The walk-forward analysis process requires the following elements to be set:

  1. Scan range for variables to optimize. The developer must define the time frame in which the trading strategy’s optimization should be performed. The developer should consider that the scan range uses a computational resources level that it will use to evaluate and weight the parameter to be optimized. In this regard, an exploration in a small number of historical simulations will consume less computational resources than a more extensive optimization.
  2. Identify a target or a search function. The developer must define what the purpose of the optimization study is.  A usual target can be a mix of the normalized average trade return (the reward/risk factor), the standard deviation of this figure, and the percentage of winning trades. These three factors will define the quality of any trading system. A fourth key factor is the number of monthly trades delivered by the system.
  3. Size of the optimization window. Generally, this optimization range can vary from 3 to 6 years. This duration depends on different factors such as, for example, the market, the type of trading strategy, the confidence level required by the developer in the optimization results, among other factors determined by the developer.
  4. Size of the walk-forward out-of-sample window. This period is defined based on the optimization window. In most cases, this window can be between 25% and 35% of the optimization time.

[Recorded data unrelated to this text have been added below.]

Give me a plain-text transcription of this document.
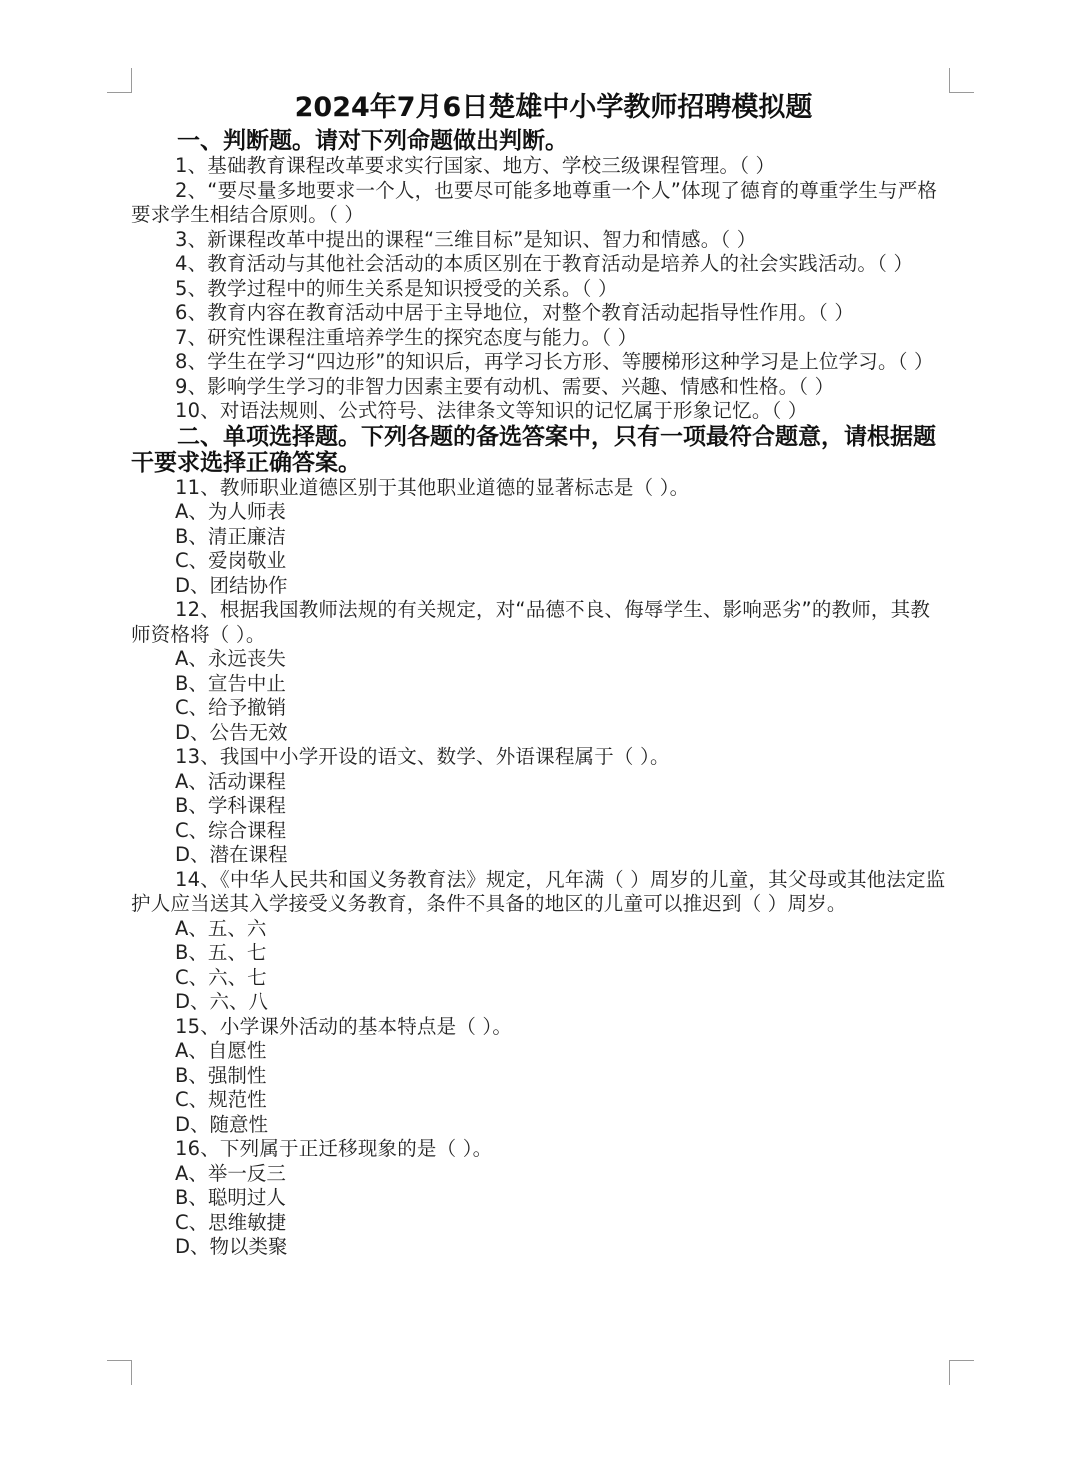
2024年7月6日楚雄中小学教师招聘模拟题
一、判断题。请对下列命题做出判断。
1、基础教育课程改革要求实行国家、地方、学校三级课程管理。（ ）
2、“要尽量多地要求一个人，也要尽可能多地尊重一个人”体现了德育的尊重学生与严格要求学生相结合原则。（ ）
3、新课程改革中提出的课程“三维目标”是知识、智力和情感。（ ）
4、教育活动与其他社会活动的本质区别在于教育活动是培养人的社会实践活动。（ ）
5、教学过程中的师生关系是知识授受的关系。（ ）
6、教育内容在教育活动中居于主导地位，对整个教育活动起指导性作用。（ ）
7、研究性课程注重培养学生的探究态度与能力。（ ）
8、学生在学习“四边形”的知识后，再学习长方形、等腰梯形这种学习是上位学习。（ ）
9、影响学生学习的非智力因素主要有动机、需要、兴趣、情感和性格。（ ）
10、对语法规则、公式符号、法律条文等知识的记忆属于形象记忆。（ ）
二、单项选择题。下列各题的备选答案中，只有一项最符合题意，请根据题干要求选择正确答案。
11、教师职业道德区别于其他职业道德的显著标志是（ ）。
A、为人师表
B、清正廉洁
C、爱岗敬业
D、团结协作
12、根据我国教师法规的有关规定，对“品德不良、侮辱学生、影响恶劣”的教师，其教师资格将（ ）。
A、永远丧失
B、宣告中止
C、给予撤销
D、公告无效
13、我国中小学开设的语文、数学、外语课程属于（ ）。
A、活动课程
B、学科课程
C、综合课程
D、潜在课程
14、《中华人民共和国义务教育法》规定，凡年满（ ）周岁的儿童，其父母或其他法定监护人应当送其入学接受义务教育，条件不具备的地区的儿童可以推迟到（ ）周岁。
A、五、六
B、五、七
C、六、七
D、六、八
15、小学课外活动的基本特点是（ ）。
A、自愿性
B、强制性
C、规范性
D、随意性
16、下列属于正迁移现象的是（ ）。
A、举一反三
B、聪明过人
C、思维敏捷
D、物以类聚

The length of the optimization window is determined by:

  1. Availability of data. Depending on the type of market and accessibility of the data to perform the analysis, the developer might find a restriction on the amount of historical data needed to perform strategy optimization.
  2. Trading strategy style. A short-term trading strategy should require a smaller optimization window than a long-term strategy.
  3. The pace of trading strategy. The pace of strategy is highly variable and tends to vary from strategy to strategy. For example, a long-term strategy, such as swing trading, will slower than a short-term trading strategy, which will require less time to produce the same number of trades.
  4. The relevance of data. The relevant data depends on a large number of factors that could empirically be determined. However, Pardo proposes a basic guideline stating that a short-term strategy can be tested using one or two years of data, whereas an intermediate-term strategy would require two to four years, and a long-term strategy four to eight years of data.
  5. The validity of the strategy’s parameters. The developer expects the parameters employed will generate benefits in the historical simulation. Furthermore, it also requires a trading strategy to produce profits in real-time market trading.

Finally, the walk-forward analysis is a post-optimization method, highly effective and revealing when it comes to discriminating a trading system’s robustness. Regarding that, the market is dynamic and changes periodically; the trading system should be re-optimized with a certain periodicity.

For example, a properly optimized short-term strategy could be re-optimized between three and six months of real-time trading. While the long-term between one and two years.

Conclusions

In this second and final part, we reviewed the basics of walk-forward analysis, characterized by providing the trading system developer with a powerful tool for testing, validation, and measuring trading strategy. Among the benefits that this stage of the development of a trading system provides we can mention:

  1. Measurement of robustness.
  2. Reduction of overfitting.
  3. Assessment of market changes in the trading strategy.
  4. Selection of optimal parameters for the strategy.
  5. Statistical reliability, when correctly applied.

Finally, despite the benefits provided by this analysis methodology, the strategy developer should consider that the trading system may need to be re-optimized with a certain periodicity.

Suggested Readings

  • Jaekle, U., Tomasini, E.; Trading Systems: A New Approach to System Development and Portfolio Optimisation; Harriman House Ltd.; 1st Edition (2009).
  • Pardo, R.; The Evaluation and Optimization of Trading Strategies; John Wiley & Sons; 2nd Edition (2008).